Little Brains, Big Feats: Exploring Compact Language Models
English summary
This study examines how small language models perform as generators within Retrieval-Augmented Generation (RAG) systems. Using both open-source and proprietary datasets spanning various subjects and question types, the authors benchmark the generation quality of compact models. The key finding is that a RAG system powered by a small language model can be executed directly on-device without GPU hardware, completing tasks within a reasonable time frame. Experimental code and supplementary materials are publicly available on GitHub.
Chinese summary
本研究考察了小型语言模型在检索增强生成(RAG)系统中作为生成器的表现。作者使用涵盖不同主题和问题类型的开源与专有数据集对紧凑模型的生成质量进行了基准测试。

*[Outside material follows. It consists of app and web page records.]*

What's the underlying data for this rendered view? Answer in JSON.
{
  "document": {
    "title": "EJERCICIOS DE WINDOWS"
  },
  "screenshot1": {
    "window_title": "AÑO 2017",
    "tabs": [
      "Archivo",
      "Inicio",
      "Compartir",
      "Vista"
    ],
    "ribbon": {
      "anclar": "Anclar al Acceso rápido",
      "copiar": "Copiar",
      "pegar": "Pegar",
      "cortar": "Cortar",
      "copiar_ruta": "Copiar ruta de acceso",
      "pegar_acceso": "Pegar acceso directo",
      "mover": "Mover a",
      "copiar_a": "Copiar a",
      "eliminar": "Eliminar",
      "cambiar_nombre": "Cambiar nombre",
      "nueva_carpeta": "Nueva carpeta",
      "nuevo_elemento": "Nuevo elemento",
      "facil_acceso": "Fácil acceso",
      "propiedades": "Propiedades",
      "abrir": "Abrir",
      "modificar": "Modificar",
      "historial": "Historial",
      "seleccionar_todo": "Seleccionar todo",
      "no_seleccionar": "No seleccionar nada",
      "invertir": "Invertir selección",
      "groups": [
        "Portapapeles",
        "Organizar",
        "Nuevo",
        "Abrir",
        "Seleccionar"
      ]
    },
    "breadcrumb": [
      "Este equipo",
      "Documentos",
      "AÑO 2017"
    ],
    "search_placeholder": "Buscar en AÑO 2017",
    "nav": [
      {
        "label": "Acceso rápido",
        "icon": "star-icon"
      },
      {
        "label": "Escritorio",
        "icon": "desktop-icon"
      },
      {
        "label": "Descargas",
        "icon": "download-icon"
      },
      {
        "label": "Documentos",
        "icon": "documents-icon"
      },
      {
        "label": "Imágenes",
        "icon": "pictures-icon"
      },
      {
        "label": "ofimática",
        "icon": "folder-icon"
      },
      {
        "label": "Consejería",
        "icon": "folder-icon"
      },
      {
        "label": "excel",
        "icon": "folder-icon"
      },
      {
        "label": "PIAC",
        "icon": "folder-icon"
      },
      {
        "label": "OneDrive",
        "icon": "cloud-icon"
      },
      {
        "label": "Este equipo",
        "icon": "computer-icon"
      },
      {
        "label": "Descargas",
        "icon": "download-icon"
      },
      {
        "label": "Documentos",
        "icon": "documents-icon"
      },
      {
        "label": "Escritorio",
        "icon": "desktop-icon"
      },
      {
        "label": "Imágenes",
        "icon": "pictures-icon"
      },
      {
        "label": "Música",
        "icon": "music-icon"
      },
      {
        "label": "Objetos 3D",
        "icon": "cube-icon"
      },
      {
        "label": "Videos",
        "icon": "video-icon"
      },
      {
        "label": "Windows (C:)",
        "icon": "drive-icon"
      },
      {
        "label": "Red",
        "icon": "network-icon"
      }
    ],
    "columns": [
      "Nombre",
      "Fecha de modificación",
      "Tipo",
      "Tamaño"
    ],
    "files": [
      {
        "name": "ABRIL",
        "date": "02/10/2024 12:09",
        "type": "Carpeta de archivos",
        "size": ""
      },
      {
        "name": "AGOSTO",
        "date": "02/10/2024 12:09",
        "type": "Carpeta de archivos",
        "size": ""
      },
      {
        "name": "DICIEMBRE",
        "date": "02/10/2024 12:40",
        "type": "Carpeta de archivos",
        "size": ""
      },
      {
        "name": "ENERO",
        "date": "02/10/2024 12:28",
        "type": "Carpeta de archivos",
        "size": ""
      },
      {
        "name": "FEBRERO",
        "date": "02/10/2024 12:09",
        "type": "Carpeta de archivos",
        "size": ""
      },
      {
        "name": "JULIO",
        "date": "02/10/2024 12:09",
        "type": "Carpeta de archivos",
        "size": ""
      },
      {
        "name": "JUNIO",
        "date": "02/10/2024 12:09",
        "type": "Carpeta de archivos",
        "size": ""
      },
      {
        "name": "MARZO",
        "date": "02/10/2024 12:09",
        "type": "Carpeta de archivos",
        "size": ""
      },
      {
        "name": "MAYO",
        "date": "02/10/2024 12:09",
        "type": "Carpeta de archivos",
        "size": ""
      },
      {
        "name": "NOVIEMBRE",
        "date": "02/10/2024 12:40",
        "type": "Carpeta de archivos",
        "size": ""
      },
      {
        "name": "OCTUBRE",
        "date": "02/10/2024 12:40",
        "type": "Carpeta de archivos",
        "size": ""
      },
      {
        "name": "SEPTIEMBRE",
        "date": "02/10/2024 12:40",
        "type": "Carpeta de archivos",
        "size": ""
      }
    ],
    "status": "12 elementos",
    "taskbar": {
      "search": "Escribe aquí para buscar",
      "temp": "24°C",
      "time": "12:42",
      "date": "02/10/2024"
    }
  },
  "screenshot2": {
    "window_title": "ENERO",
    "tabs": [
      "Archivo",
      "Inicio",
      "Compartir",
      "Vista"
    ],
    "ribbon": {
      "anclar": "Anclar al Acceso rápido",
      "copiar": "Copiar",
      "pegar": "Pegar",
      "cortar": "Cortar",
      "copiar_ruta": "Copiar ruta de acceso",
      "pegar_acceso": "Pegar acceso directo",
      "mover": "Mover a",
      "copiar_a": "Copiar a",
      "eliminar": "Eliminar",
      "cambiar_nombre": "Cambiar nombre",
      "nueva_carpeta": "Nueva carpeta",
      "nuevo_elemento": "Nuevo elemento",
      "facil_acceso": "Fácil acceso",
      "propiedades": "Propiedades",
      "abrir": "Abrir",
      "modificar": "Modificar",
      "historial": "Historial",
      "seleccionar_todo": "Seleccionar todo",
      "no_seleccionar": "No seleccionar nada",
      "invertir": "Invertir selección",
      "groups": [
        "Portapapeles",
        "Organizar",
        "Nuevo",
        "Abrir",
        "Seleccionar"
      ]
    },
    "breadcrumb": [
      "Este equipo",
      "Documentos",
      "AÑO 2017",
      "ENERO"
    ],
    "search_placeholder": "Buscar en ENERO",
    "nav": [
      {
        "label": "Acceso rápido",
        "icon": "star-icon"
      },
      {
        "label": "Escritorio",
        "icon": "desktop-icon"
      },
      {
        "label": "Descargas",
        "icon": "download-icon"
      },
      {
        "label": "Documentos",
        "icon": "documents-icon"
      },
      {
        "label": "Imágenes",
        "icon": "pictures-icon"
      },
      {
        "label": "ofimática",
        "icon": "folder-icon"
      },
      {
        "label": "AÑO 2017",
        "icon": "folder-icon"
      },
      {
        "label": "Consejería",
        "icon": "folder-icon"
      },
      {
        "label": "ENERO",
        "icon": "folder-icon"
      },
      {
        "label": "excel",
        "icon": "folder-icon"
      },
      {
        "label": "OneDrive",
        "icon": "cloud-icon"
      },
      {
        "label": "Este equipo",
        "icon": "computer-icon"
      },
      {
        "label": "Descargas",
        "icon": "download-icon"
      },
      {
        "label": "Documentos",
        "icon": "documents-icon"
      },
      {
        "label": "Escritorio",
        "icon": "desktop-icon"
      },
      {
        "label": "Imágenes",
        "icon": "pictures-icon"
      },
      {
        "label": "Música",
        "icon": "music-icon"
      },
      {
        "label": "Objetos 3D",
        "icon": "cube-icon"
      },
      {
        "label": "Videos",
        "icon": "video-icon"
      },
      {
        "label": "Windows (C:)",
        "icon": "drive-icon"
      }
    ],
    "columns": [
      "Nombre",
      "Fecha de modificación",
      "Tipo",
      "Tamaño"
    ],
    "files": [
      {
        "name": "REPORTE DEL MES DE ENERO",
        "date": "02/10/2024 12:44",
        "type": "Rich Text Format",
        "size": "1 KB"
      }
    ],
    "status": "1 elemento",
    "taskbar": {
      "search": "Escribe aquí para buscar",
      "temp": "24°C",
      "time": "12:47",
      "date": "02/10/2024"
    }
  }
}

关键发现是,由小型语言模型驱动的RAG系统无需GPU硬件即可在设备端直接运行,并在合理的时间内完成任务。实验代码和补充材料已在GitHub上公开。
Key points
Small language models can serve as effective generators in RAG pipelines.
小型语言模型可以在RAG流程中充当有效的生成器。
A RAG system with a small LM can run on-device without a GPU, achieving reasonable inference speed.
搭载小型语言模型的RAG系统可在无GPU的设备上运行,并达到合理的推理速度。
The evaluation covers diverse datasets (open-source and proprietary) and question types.
评估涵盖了多样化的数据集(开源和专有)及问题类型。
Experimental code is provided in a GitHub repository for reproducibility.
GitHub仓库提供了实验代码以确保可复现性。